Firman Allah Ta’ala yaitu { صِرَاطَ الَّذِينَ أَنْعَمْتَ عَلَيْهِمْ}adalah sebagai tafsir dari firman-Nya (Shiratal Mustaqim/jalan yang lurus), dan merupakan badal menurut para ahli nahwu dan boleh juga sebagai athaf bayan . Wallahu a’lam

Orang-orang yang diberikan nikmat oleh Allah itu adalah orang-orang yang tersebut dalam surat an-Nissa, Allah berfirman:

وَمَنْ يُطِعِ اللَّهَ وَالرَّسُولَ فَأُولَئِكَ مَعَ الَّذِينَ أَنْعَمَ اللَّهُ عَلَيْهِمْ مِنَ النَّبِيِّينَ وَالصِّدِّيقِينَ وَالشُّهَدَاءِ وَالصَّالِحِينَ وَحَسُنَ أُولَئِكَ رَفِيقًا (69)ذَلِكَ الْفَضْلُ مِنَ اللَّهِ وَكَفَى بِاللَّهِ عَلِيمًا (70)

Dan barang siapa yang menaati Allah dan Rasul (Nya), mereka itu akan bersama-sama dengan orang-orang yang dianugerahi nikmat oleh Allah, yaitu: Nabi-nabi, para shiddiiqiin, orang-orang yang mati syahid dan orang-orang saleh. Dan mereka itulah teman yang sebaik-baiknya.
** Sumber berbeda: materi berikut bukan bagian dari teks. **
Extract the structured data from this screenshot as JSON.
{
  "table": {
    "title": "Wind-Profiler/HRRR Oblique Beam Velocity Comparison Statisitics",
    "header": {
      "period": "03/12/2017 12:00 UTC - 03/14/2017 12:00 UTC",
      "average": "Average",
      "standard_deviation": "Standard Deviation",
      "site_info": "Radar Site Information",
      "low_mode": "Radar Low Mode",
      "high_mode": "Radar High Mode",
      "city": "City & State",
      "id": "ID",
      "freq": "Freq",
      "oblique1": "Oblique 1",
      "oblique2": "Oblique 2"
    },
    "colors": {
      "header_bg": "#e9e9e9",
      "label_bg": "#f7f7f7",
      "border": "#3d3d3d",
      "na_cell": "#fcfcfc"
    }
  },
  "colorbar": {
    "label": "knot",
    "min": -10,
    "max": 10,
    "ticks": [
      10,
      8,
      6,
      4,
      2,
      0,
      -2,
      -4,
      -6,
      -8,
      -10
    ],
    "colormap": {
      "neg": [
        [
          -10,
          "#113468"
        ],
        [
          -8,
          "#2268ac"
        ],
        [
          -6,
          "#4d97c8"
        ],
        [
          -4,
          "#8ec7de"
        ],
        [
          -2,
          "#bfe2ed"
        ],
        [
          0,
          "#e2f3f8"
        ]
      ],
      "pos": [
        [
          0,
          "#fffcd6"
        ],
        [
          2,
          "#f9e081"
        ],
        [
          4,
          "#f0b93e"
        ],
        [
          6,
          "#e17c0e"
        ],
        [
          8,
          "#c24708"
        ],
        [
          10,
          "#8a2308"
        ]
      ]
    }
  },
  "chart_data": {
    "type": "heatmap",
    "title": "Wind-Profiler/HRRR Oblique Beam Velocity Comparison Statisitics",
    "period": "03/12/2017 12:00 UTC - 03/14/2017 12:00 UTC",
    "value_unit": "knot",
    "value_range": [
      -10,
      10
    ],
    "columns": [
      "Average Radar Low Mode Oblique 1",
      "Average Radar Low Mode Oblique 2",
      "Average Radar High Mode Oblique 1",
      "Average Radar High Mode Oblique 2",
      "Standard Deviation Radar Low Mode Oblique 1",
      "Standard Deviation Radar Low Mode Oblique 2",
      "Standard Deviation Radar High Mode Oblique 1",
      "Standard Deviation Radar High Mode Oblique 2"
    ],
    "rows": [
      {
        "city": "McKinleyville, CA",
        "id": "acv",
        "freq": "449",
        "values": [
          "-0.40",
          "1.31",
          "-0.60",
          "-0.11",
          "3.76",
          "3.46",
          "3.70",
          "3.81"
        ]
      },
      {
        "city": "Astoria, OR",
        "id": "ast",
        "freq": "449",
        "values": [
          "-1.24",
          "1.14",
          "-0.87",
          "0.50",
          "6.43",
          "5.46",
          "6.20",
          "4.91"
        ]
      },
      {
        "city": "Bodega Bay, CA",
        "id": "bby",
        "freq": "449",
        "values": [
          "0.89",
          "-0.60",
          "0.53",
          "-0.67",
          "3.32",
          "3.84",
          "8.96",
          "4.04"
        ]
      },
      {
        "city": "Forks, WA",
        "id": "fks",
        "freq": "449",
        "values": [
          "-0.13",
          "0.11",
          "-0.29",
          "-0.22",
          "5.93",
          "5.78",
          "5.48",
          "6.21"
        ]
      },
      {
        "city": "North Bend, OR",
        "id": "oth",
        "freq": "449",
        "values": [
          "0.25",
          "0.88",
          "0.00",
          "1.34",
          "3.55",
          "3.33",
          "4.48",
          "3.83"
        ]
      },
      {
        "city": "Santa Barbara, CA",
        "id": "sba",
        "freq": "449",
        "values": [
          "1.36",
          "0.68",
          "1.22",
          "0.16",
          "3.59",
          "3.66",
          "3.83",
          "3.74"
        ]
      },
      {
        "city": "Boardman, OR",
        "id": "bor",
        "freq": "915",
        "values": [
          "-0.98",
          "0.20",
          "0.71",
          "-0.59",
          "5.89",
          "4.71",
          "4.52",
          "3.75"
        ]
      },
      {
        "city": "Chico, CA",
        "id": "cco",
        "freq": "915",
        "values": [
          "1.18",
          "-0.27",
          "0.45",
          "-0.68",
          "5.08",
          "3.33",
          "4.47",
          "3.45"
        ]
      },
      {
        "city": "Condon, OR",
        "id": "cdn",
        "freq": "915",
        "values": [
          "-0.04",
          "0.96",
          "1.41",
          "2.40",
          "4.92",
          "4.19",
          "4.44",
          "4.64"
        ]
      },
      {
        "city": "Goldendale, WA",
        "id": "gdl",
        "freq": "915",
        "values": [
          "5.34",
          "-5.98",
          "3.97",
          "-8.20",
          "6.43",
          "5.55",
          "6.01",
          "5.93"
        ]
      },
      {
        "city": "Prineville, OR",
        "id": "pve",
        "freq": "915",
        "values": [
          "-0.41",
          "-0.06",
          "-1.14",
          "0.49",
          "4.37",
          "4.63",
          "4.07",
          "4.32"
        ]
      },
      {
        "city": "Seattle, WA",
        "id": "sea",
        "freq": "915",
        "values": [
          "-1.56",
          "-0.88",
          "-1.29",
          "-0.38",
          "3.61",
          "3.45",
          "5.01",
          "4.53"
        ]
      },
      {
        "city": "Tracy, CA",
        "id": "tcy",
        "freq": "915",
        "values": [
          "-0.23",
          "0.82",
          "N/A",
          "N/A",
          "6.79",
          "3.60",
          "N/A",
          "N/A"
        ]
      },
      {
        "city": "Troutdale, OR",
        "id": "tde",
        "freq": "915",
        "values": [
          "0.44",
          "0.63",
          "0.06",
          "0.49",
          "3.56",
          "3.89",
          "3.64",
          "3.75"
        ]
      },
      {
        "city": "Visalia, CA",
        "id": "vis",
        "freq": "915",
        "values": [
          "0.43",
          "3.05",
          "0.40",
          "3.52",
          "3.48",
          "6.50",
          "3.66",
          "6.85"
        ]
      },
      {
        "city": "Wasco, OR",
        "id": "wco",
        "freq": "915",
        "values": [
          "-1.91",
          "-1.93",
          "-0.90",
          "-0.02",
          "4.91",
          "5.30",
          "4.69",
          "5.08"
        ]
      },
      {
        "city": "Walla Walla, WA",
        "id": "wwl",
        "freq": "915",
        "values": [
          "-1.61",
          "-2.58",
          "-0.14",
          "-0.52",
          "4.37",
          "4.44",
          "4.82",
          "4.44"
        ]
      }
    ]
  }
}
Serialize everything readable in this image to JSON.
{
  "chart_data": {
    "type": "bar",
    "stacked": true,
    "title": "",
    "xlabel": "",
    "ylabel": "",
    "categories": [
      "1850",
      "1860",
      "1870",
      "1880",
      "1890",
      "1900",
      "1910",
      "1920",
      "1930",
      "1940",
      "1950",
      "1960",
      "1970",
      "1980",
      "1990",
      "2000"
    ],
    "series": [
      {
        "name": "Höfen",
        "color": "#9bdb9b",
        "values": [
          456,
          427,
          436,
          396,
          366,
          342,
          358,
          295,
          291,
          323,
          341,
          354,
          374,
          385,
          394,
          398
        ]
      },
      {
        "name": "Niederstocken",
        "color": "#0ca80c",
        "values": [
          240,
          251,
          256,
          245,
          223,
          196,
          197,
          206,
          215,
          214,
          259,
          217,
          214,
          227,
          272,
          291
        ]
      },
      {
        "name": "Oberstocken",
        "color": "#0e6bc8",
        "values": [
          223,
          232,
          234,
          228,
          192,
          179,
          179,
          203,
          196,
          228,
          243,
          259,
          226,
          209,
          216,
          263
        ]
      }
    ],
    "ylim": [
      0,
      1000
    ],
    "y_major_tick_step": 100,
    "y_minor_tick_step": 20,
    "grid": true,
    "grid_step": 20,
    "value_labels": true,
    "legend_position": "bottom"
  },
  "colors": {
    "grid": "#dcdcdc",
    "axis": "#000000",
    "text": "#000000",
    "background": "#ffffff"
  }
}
Yang demikian itu adalah karunia dari Allah, dan Allah cukup mengetahui. (an-Nissa : 69-70)

Firman Allah (غَيْرِ الْمَغْضُوبِ عَلَيْهِمْ وَلا الضَّالِّينَ) artinya bukan (jalan) mereka yang dimurkai dan bukan (pula jalan) mereka yang sesat. (al-Baqarah : 7), jumhur ulama membaca “ghoiri” dengan memberikan kasrah pada huruf ra’ dan kedudukannya sebagai na’at (sifat).
Maka ayat ke-7 dari surat ini memiliki makna tunjukilah kepada kami jalan yang lurus, yaitu jalan orang-orang yang telah Engaku karunia nikmat kepadanya, yaitu mereka yang memperoleh hidayah, istiqomah, dan ketaatan kepada Allah dan Rasul-Nya, serta mengerjakan perintah-Nya serta meninggalkan larangan-Nya. Bukan jalan orang-orang ynag mendapat murka, yang kehendak mereka telah rusak sehingga meskipun mereka mengetahu kebenaran, namun menyimpang darinya. Bukan juga jalan 0rang0rang yang sesat, yaitu orang-orang yang tidak memiliki ilmu pengetahuan, sehingga mereka berada dalam kesesatan serta tidak mendapatkan jalan menuju kebenaran.